Nonprofit Inks Big LIC Lease
Tobias Salinger July 21, 2014, 6 p.m.
Non-profit child care and foster agency the New York Foundling will relocate part of its staff to the entire fifth floor of 33-00 Northern Boulevard in Long Island City on a 15-year, 35,000-square-foot lease, Crain’s New York Business and the Wall Street Journal reported this morning.
The Queens property with asking rents in the $30s per square foot also houses offices for the city Human Resources Administration, a key partner with the organization, and the arrangement makes financial sense for a nonprofit that recently started marketing its West Village building at 27 Christopher Street for $47.5 million, said Ryan Colbert, investment director of Madison Marquette, the joint owner of the property along with Perella Weinberg Partners.
“This is an example of another important tenant who is seeing good relative value in moving from Manhattan to Long Island City,” Mr. Colbert told the Journal.
Josh Kleinberg of Pinnacle Realty negotiated the deal on behalf of the landlord, while John Reinertsen and Tim Sheehan of CBRE represented the nonprofit, which will maintain its Manhattan headquarters but move several of its programs from the West Village location to the 450,000-square-foot Long Island City property that the joint owners bought in December 2012 for $84.5 million.
“When it’s someone that does so much good, it’s that much more satisfying,” Mr. Kleinberg said. “Doing a deal with a 100-plus-year-old nonprofit and at the same time taking care of my responsibilities to ownership is kind of a double reward.”
Bethany Lampland, COO of the nonprofit, told Crain’s that the placement with the city agency helped seal the deal at the building known at the 1915 structure known as the “Center Building.”

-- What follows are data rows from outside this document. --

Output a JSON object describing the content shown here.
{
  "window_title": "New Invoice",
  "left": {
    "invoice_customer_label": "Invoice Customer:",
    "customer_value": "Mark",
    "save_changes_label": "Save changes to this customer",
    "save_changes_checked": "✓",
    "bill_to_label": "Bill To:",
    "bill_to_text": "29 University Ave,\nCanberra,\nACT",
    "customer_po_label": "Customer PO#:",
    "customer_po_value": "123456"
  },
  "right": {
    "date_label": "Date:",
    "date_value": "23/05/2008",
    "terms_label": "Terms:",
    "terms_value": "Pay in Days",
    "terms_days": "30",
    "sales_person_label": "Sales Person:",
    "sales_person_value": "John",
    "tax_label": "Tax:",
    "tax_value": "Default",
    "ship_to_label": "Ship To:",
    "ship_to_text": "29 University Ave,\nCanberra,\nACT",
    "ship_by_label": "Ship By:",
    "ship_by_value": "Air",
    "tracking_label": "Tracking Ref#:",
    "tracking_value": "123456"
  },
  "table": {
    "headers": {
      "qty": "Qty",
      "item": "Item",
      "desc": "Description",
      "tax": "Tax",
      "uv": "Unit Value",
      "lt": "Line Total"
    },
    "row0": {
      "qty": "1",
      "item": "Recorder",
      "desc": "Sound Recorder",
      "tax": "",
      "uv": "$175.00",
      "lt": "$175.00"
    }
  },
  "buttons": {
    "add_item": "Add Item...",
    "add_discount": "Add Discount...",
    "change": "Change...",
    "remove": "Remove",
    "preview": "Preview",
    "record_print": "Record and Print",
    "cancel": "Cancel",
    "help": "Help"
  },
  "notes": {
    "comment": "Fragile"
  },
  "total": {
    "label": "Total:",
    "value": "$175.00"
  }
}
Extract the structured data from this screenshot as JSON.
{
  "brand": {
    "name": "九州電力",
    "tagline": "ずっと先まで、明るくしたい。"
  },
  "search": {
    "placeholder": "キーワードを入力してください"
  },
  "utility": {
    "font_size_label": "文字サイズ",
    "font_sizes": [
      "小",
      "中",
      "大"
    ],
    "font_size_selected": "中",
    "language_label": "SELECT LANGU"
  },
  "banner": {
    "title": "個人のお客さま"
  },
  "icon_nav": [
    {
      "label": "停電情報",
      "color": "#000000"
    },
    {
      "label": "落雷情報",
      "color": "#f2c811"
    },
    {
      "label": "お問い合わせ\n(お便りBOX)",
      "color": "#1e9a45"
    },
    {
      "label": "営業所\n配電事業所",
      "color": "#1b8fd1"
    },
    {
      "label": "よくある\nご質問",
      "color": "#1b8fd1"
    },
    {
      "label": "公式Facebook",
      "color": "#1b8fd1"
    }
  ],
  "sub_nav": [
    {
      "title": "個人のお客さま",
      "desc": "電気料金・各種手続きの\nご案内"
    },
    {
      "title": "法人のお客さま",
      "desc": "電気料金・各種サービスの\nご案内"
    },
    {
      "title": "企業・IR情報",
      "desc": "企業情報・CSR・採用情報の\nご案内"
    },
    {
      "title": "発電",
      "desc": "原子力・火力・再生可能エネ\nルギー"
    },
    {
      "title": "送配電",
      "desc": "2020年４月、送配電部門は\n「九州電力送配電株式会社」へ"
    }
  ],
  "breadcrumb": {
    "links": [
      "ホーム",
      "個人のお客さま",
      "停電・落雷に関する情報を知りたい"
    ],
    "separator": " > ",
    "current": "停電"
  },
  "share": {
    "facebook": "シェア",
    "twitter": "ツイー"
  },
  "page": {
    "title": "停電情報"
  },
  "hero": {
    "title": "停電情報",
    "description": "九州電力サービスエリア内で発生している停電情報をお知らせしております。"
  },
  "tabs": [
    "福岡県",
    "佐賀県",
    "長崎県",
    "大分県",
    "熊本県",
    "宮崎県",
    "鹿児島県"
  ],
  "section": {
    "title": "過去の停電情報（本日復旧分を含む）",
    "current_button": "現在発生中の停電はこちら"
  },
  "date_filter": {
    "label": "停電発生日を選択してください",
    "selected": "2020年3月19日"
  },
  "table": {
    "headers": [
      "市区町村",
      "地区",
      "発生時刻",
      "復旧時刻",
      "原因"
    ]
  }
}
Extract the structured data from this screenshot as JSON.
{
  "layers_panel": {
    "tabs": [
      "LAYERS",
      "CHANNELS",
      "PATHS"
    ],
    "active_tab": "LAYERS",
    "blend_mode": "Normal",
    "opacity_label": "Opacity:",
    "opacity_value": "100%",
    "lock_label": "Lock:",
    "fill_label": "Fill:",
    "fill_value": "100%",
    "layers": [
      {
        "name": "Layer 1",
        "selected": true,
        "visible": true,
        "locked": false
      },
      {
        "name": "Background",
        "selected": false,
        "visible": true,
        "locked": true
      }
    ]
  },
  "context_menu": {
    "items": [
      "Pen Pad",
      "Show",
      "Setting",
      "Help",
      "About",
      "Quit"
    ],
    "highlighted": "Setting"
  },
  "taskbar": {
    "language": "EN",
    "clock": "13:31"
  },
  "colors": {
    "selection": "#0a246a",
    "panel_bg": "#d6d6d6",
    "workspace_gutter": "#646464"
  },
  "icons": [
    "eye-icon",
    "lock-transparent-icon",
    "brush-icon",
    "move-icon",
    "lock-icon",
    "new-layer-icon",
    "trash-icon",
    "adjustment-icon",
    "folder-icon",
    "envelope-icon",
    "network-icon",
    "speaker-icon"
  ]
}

“This was a big draw to locating in the Center Building, as we likely have many shared clients and this provides an extra convenience for New Yorkers who need our services and those of HRA,” Ms. Lampland said.
Mr. Sheehan added that the tenant that’s already moved into the space found the location next to three subway lines convenient for both workers and clients.
“Foundling serves a large population of clients in Queens,” Mr. Sheehan said. “They were looking for a larger space that was more centrally-located and more convenient to transportation.”